I know I've posted some of these before, but I wanted to have them all in one place.

A couple of weeks ago I went to an open air cinema screening of Romeo + Juliet at Park Hill flats. It was the perfect location for a film about doomed romance, as there is a sense of romantic tragedy at Park Hill. 
The initial vision for the construction of the brutalist flats was to transform an area previously known as "Little Chicago" (for it's high crime rate) into a perfect example of social housing, creating a tight sense of community to diminish crime. It worked at first. In the 1960s having the pub, local shops, pre-school and sport facilities all within the same complex was convenient and older residents talk about how lovely it was. However, by the 1980s, the "streets in the sky" where milk floats would drive up and down, had become a hub for gang crime. 
There are conflicting views of Park Hill. It is an ugly place; that's inarguable. It looks down over the city ominously, greeting you, as if as a reminder of Sheffield's physically unattractive industrial past, as you pull into the train station.

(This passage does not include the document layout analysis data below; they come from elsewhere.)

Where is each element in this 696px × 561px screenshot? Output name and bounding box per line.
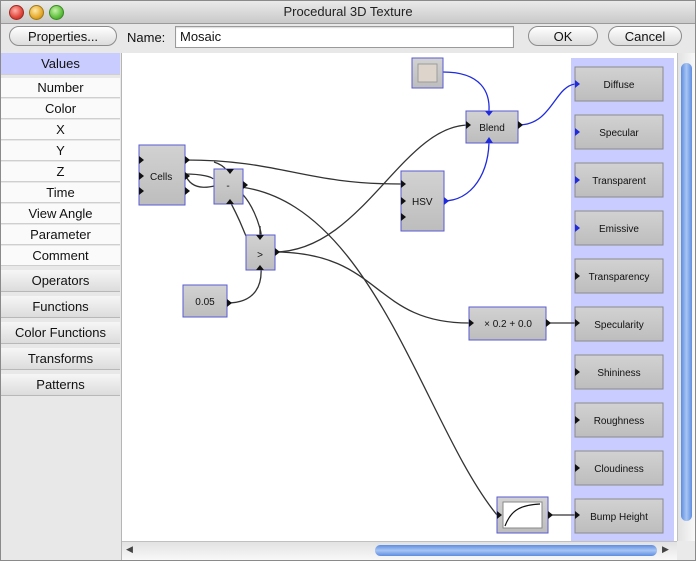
output-roughness[interactable]: Roughness xyxy=(574,402,664,438)
svg-text:Shininess: Shininess xyxy=(597,368,640,379)
constant-value: 0.05 xyxy=(195,297,215,308)
palette-item-z[interactable]: Z xyxy=(1,162,120,182)
graph-canvas[interactable]: Blend HSV Cells xyxy=(122,53,677,541)
output-cloudiness[interactable]: Cloudiness xyxy=(574,450,664,486)
output-specular[interactable]: Specular xyxy=(574,114,664,150)
title-bar[interactable]: Procedural 3D Texture xyxy=(1,1,695,24)
palette-item-parameter[interactable]: Parameter xyxy=(1,225,120,245)
horizontal-scrollbar[interactable]: ◀ ▶ xyxy=(122,541,677,560)
subtract-label: - xyxy=(226,181,229,192)
svg-text:Roughness: Roughness xyxy=(594,416,645,427)
palette-item-number[interactable]: Number xyxy=(1,78,120,98)
svg-text:Specularity: Specularity xyxy=(594,320,643,331)
constant-node[interactable]: 0.05 xyxy=(182,284,232,318)
vertical-scroll-thumb[interactable] xyxy=(681,63,692,521)
output-bump-height[interactable]: Bump Height xyxy=(574,498,664,534)
linear-node[interactable]: × 0.2 + 0.0 xyxy=(468,306,551,341)
color-swatch xyxy=(417,63,438,83)
output-transparent[interactable]: Transparent xyxy=(574,162,664,198)
curve-node[interactable] xyxy=(496,496,553,534)
hsv-label: HSV xyxy=(412,197,433,208)
subtract-node[interactable]: - xyxy=(213,168,248,205)
category-operators[interactable]: Operators xyxy=(1,270,120,292)
category-patterns[interactable]: Patterns xyxy=(1,374,120,396)
minimize-window-button[interactable] xyxy=(29,5,44,20)
scroll-right-icon[interactable]: ▶ xyxy=(662,544,669,554)
close-window-button[interactable] xyxy=(9,5,24,20)
output-shininess[interactable]: Shininess xyxy=(574,354,664,390)
scroll-left-icon[interactable]: ◀ xyxy=(126,544,133,554)
palette-item-color[interactable]: Color xyxy=(1,99,120,119)
node-palette: Values Number Color X Y Z Time View Angl… xyxy=(1,53,122,560)
vertical-scrollbar[interactable] xyxy=(677,53,695,541)
svg-text:Bump Height: Bump Height xyxy=(590,512,648,523)
linear-label: × 0.2 + 0.0 xyxy=(484,319,532,330)
color-wires xyxy=(442,71,576,202)
palette-item-view-angle[interactable]: View Angle xyxy=(1,204,120,224)
output-emissive[interactable]: Emissive xyxy=(574,210,664,246)
cancel-button[interactable]: Cancel xyxy=(608,26,682,46)
resize-grip-icon[interactable] xyxy=(677,541,695,560)
svg-text:Emissive: Emissive xyxy=(599,224,639,235)
svg-text:Cloudiness: Cloudiness xyxy=(594,464,643,475)
palette-item-x[interactable]: X xyxy=(1,120,120,140)
cells-label: Cells xyxy=(150,172,172,183)
svg-text:Transparent: Transparent xyxy=(592,176,646,187)
name-field[interactable]: Mosaic xyxy=(175,26,514,48)
output-transparency[interactable]: Transparency xyxy=(574,258,664,294)
palette-item-time[interactable]: Time xyxy=(1,183,120,203)
horizontal-scroll-thumb[interactable] xyxy=(375,545,657,556)
greater-than-label: > xyxy=(257,250,263,261)
name-label: Name: xyxy=(127,30,166,45)
palette-item-y[interactable]: Y xyxy=(1,141,120,161)
cells-node[interactable]: Cells xyxy=(138,144,190,206)
category-color-functions[interactable]: Color Functions xyxy=(1,322,120,344)
palette-item-comment[interactable]: Comment xyxy=(1,246,120,266)
greater-than-node[interactable]: > xyxy=(245,234,280,271)
output-specularity[interactable]: Specularity xyxy=(574,306,664,342)
properties-button[interactable]: Properties... xyxy=(9,26,117,46)
output-diffuse[interactable]: Diffuse xyxy=(574,66,664,102)
blend-node[interactable]: Blend xyxy=(465,110,523,144)
zoom-window-button[interactable] xyxy=(49,5,64,20)
ok-button[interactable]: OK xyxy=(528,26,598,46)
category-transforms[interactable]: Transforms xyxy=(1,348,120,370)
svg-text:Transparency: Transparency xyxy=(589,272,650,283)
connection-wires xyxy=(184,124,575,516)
category-functions[interactable]: Functions xyxy=(1,296,120,318)
svg-text:Specular: Specular xyxy=(599,128,639,139)
hsv-node[interactable]: HSV xyxy=(400,170,449,232)
color-node[interactable] xyxy=(411,57,444,89)
curve-preview xyxy=(502,501,543,529)
blend-label: Blend xyxy=(479,123,505,134)
category-values[interactable]: Values xyxy=(1,53,120,75)
svg-text:Diffuse: Diffuse xyxy=(604,80,635,91)
window-title: Procedural 3D Texture xyxy=(283,4,413,19)
output-ports: Diffuse Specular Transparent Emissive xyxy=(574,66,664,534)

On the other hand, you can see the I love you bridge from far away, especially when it is lit up at night. This is more like a symbol of hope and love; a message from the city to you (though the story behind it is of a love nearly as hopeless as Romeo and Juliet.) Despite its ugliness, Park Hill cannot be taken down because it is the largest listed building Europe. It was listed in the '90s for its brutalist architecture, but it is also a landmark of Sheffield; with it featuring in songs by Pulp and The Crookes and in an Arctic Monkeys music video. The red lights of The Leadmill sign can be seen from the I love you bridge and vice versa. 
The renovation of Park Hill began in 2011, a sign that the original vision for the flats has truly died. The flats are being marketed towards the wealthy and their artistic connotations are becoming gentrified. At the Romeo + Juliet screening there was a 30 minute video about the renovation before the film began. It was some of the most sickeningly in-your-face advertising I have ever seen and it jarred uncomfortably with the reasons why the event had appealed to me so much. 
The company renovating Park Hill decided to light up the graffiti on the I love you bridge as a warm message welcoming visitors to the city. The bridge reads "I love you will you marry me." The original graffiti read "Claire Middleton I love you will you marry me." The bridge has become a romantic symbol, but the erasing of the original message is kind of sad because it makes it so impersonal. Claire Middleton did not marry the man that wrote his proposal for the whole city to see and she recently died of cancer. The Crookes' "The I Love You Bridge" perfectly explains why it is still such a powerful and emotional symbol. 

I hope you all had a lovely weekend and bank holiday. Next weekend I'm going to Peddler night market on Friday and I'm seeing High-Rise on Saturday. I'm going to take some photos of the night market to post here and I'll write a bit about what I think of High-Rise.